YO1 Radio is a radio station based in York. It broadcasts a mix of local news, weather, travel and community information alongside music from the 1980s to the present day. Serving the city of York on 102.8 FM, Selby 90.0 FM and surrounding parts of North Yorkshire on DAB+. It takes its name from a district of the YO postcode area covering central York.

History
YO1 Radio launched online on 12th September 2017. 

In February 2018, Ofcom awarded YO1 Radio an FM licence and  the station launched on 102.8 FM at midday on 27th August 2018. The first song played on air was The Superlicks by Party Band.

In 2021 YO1 Radio opened its ‘Live Lounge’. This is a city centre studio which can be found on Goodramgate, in York city centre.  The Live Lounge is used to broadcast some live programmes and interviews as an alternative to the station’s main studios at James Street. It also is used to record local music artists and celebrity interviews.

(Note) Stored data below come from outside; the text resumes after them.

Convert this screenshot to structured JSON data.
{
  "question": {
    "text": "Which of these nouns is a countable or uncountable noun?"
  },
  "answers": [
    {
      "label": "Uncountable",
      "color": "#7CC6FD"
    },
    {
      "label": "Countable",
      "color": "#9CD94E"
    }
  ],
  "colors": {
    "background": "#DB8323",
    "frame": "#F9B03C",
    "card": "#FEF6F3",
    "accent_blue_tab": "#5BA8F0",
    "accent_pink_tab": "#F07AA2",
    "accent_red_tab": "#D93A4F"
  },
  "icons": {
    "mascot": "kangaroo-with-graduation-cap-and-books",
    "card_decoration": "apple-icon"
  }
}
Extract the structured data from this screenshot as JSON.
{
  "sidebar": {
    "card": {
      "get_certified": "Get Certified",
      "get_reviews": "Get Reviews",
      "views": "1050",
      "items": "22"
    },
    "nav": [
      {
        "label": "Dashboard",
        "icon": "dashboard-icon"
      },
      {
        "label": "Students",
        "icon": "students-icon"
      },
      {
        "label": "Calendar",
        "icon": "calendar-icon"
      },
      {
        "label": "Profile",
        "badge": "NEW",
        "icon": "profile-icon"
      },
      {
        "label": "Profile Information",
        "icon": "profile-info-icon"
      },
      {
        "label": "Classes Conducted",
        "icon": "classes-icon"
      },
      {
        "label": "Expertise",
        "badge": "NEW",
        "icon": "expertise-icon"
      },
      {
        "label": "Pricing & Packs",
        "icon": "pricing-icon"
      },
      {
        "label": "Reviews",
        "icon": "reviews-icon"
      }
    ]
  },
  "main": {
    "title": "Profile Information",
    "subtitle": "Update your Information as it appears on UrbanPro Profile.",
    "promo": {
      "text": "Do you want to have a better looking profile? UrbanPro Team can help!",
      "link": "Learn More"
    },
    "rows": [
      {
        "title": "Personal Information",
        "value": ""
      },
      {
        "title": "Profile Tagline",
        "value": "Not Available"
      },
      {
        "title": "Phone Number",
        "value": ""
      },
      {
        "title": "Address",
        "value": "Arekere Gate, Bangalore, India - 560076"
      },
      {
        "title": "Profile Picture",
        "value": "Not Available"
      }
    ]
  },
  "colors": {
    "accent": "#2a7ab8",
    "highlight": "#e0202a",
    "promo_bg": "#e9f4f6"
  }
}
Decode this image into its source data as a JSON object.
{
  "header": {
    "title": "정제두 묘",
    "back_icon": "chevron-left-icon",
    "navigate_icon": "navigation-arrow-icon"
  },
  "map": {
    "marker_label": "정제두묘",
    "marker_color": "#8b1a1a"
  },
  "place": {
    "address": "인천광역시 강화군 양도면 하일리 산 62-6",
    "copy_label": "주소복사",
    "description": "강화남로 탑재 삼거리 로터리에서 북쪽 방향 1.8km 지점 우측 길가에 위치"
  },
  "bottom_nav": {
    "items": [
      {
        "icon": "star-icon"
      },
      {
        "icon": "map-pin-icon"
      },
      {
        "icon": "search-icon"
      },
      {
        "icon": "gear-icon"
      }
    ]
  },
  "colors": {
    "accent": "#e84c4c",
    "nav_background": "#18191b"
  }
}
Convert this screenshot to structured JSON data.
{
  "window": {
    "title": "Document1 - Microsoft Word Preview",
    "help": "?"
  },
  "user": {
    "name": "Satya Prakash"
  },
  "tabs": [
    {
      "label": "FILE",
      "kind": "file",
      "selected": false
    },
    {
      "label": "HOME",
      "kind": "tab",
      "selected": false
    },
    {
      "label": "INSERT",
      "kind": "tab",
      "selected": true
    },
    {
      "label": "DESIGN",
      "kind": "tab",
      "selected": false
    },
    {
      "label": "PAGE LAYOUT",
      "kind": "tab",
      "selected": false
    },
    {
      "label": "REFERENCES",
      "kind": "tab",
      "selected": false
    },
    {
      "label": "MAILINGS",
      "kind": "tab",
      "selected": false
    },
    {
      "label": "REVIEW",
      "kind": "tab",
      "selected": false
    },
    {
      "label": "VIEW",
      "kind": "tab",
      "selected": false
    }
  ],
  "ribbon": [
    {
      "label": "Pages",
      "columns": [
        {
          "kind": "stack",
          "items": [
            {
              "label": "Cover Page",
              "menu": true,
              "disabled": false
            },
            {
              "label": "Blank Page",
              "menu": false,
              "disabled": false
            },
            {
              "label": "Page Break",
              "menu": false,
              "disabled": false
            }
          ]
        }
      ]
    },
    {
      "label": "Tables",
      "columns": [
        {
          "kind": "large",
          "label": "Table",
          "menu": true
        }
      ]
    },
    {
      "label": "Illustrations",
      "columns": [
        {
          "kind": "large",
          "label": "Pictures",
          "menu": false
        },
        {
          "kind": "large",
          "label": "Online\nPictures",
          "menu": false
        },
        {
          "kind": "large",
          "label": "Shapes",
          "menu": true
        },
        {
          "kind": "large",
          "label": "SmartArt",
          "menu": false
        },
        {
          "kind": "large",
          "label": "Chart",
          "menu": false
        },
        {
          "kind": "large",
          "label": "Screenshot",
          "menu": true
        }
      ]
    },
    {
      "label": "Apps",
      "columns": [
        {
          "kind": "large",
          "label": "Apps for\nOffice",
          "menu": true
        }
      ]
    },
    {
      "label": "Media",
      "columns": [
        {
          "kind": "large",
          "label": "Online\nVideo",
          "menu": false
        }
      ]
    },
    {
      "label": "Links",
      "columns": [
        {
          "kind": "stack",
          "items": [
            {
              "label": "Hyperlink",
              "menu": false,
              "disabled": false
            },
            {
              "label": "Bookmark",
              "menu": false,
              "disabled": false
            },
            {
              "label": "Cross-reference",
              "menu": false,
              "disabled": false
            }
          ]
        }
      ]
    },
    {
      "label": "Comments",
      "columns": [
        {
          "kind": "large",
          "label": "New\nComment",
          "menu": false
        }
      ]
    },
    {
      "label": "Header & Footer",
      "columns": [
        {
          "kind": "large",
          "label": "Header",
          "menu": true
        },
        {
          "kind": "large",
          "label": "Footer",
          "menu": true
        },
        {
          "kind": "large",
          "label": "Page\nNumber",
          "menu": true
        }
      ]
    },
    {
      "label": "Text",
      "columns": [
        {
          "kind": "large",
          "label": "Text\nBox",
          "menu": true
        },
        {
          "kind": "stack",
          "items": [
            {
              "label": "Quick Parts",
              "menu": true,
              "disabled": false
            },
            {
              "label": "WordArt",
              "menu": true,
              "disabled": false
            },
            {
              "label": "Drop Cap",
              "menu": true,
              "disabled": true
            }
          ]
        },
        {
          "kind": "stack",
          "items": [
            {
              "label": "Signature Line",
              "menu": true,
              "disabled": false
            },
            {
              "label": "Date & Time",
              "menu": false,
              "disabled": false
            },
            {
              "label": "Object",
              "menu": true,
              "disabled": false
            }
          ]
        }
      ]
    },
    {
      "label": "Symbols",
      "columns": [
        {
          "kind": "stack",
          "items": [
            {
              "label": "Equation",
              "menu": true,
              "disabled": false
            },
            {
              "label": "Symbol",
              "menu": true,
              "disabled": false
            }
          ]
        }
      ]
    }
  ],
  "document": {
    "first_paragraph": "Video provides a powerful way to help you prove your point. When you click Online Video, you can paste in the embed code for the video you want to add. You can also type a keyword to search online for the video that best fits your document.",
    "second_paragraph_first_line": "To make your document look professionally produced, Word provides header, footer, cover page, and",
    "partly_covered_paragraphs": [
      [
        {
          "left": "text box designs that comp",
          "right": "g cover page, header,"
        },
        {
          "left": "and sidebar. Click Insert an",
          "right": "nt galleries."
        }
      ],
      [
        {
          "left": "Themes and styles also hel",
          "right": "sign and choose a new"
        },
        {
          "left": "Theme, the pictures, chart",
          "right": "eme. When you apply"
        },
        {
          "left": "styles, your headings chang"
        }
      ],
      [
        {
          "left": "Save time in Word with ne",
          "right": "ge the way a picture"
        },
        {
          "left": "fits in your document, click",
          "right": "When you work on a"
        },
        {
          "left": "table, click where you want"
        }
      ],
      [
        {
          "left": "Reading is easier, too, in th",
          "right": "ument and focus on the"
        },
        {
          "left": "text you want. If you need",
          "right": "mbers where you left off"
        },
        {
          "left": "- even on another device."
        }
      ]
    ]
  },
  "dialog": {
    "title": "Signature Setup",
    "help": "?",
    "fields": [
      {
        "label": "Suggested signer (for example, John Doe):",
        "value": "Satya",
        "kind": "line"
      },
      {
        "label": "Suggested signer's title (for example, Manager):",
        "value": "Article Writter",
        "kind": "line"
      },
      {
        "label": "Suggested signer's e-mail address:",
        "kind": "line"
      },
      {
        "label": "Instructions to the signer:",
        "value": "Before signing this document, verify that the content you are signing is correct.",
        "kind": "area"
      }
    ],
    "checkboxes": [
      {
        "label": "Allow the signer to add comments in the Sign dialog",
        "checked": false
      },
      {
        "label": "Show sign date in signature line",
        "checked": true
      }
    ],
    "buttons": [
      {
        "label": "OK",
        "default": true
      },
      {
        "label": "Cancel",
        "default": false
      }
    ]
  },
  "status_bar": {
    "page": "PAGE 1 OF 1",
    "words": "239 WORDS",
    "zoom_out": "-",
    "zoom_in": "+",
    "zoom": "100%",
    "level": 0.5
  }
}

In the recent article by The Guardian columnist YO1 Radio was described as: “The only acceptable compromise we’ve found is YO1 radio, a local station playing 80s and 90s bangers…”

On 5th September 2022, YO1 Radio announced a new collaboration with local newspaper The York Press. The partnership has been formed to bring  the latest local news from its trusted editorial team.

YO1 Radio is the home of the ‘Griffo in the Morning’, breakfast show for York and North Yorkshire Griffo was previously the breakfast presenter at Minster FM.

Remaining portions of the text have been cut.